Оба мужчины поклонились этой статной женщине, и Войнич тоже пробормотал себе под нос, а поскольку сам был без шляпы, не знал, что ему делать с руками; он поглядел на нее, и время замедлилось, потому что в ту малую секунду он увидел столько мелочей, столько восхищений овладело его душой, что когда женщина в шляпе прошла, он совершенно потерял силы. Мечислав остановился, вынудил себя раскашляться, чтобы кашлем закрыть все свое замешательство, свое восхищение и свою отчаянную тоску.



Церковь, куда он выбрался через пару дней в компании жильцов пансионата, оказалось на удивление маленькой, величиной с часовню, и потому она показалась Войничу уютной (аппетитной!), хотя стены были оставлены голыми, деревянными, ничем не украшенными. А ведь он был привычен к совершенно другим церквям – цветастым, даже пестрым, выложенным ковриками и иконами, радостным. Те церкви у него в Галиции были деревенскими, крестьянскими; Лонгин Лукас наверняка бы сказал, что детскими, поскольку в них был слышен ярмарочный вкус. Вышивки в рамочках, цветы, сделанные из окрашенной папиросной бумаги, коврики, бумажные же гирлянды – все это он помнил по церкви в Глинной. Эта же церквушка показалась ему элегантной и экзотичной. Наемный силезский архитектор пытался приспособить церковь к судетской архитектуре, потому она выглядела так странно – вот если бы когда-нибудь из религиозного столпотворения Европы должно было бы проявиться прусское православие, то данный объект мог бы служить его первым архитектурным воплощением.

Церковь Михаила Архангела в Гёрберсдорфе (ныне Соколовско)

Мечислав узнал, что церковь построил один богатый российский пациент для своих земляков, чтобы им было где помолиться в ходе лечения. Теперь они могли это делать в недавно завершенном здании, которое, несмотря на красивые новые стены из кирпича, выглядело каким-то старым. Только лишь в средине посетитель понимал, что пространство это небольшое – быть может, даже слишком маленькое для все нараставших волн православных больных. Правда, и протестантский приход в Гёрберсдорфе был не очень-то большим, словно бы отрицая принцип, что как тревога, так и до Бога.

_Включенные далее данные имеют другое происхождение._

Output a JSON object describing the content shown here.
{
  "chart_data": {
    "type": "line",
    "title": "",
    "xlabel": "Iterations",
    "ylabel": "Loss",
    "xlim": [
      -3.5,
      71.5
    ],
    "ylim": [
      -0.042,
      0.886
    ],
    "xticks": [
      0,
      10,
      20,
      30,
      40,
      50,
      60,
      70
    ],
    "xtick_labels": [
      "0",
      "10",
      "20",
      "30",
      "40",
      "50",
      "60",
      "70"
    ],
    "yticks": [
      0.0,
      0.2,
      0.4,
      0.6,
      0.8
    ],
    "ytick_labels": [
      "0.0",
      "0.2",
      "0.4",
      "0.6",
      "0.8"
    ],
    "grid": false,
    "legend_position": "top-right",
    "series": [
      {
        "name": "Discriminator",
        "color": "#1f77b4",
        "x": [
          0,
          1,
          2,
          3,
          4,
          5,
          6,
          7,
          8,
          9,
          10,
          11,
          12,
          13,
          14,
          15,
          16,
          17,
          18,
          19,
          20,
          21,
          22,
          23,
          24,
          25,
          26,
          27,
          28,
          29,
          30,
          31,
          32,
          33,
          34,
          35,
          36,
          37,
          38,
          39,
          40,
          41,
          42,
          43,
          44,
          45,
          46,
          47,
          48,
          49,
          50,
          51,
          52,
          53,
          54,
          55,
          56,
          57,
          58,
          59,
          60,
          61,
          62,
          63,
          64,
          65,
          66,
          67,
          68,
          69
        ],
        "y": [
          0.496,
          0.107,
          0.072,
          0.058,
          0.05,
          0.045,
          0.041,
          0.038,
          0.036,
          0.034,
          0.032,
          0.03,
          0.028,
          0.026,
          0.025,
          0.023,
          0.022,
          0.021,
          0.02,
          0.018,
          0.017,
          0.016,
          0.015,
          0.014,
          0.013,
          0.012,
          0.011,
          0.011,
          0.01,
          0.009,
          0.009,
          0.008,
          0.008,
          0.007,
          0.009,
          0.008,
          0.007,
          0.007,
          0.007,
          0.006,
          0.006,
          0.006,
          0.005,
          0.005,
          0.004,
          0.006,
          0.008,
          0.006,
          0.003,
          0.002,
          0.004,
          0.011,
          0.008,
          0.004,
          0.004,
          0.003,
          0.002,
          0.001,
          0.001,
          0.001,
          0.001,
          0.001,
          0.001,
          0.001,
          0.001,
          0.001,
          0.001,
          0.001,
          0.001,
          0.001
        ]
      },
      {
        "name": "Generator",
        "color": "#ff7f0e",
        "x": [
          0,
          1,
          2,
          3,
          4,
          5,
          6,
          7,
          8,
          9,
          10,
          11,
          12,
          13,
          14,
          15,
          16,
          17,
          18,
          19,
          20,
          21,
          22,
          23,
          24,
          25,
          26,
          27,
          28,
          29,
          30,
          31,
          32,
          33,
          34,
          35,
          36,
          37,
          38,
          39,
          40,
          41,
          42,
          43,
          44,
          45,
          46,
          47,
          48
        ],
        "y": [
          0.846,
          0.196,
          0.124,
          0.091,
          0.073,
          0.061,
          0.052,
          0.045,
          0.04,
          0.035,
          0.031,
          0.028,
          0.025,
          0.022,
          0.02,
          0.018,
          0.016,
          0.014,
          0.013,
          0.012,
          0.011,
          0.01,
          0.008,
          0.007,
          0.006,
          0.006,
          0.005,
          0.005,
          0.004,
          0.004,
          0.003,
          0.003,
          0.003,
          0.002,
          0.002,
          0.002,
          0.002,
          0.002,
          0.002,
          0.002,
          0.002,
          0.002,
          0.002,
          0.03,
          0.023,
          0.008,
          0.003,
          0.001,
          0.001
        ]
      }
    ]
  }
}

Чтобы как можно лучше приготовить интерьер к его сакральным функциям, богатый меценат нанял художника, который приехал неизвестно откуда, но тут же завязал роман с какой-то лечащейся, и они вместе сбежали подальше от ревнивого мужа, оставив лишь голые стены. Весьма быстро оказалось и то, что упомянутый благодетель после кончины своей больной жены утратил любовь к Гёрберсдорфу и забрал вложенные средства, говоря Богу: поздно, дело уже не актуально. Во всяком случае, этому небольшому строению постоянно сопутствовал какой-нибудь скандал или скандальчик – то неприлично богатый основатель, то ни чему не соответствующее чудачество, то упомянутый уже художник; теперь же все рассказывали друг другу про икону, приобретенную и переданную церкви кем-то инкогнито, и что эта икона, якобы, обладала огромной художественной ценностью, по причине чего долго раздумывали, то ли вообще не закрывать церковь на мощные засовы, то ли наоборот, не окружить ли ее более серьезной охраной. Икона, вроде как, не была подарком, кто-то передал эту странную икону на хранение, так что считалось светской обязанностью отправиться туда в воскресенье, чтобы в очередной раз продискутировать вопрос Эмеренции.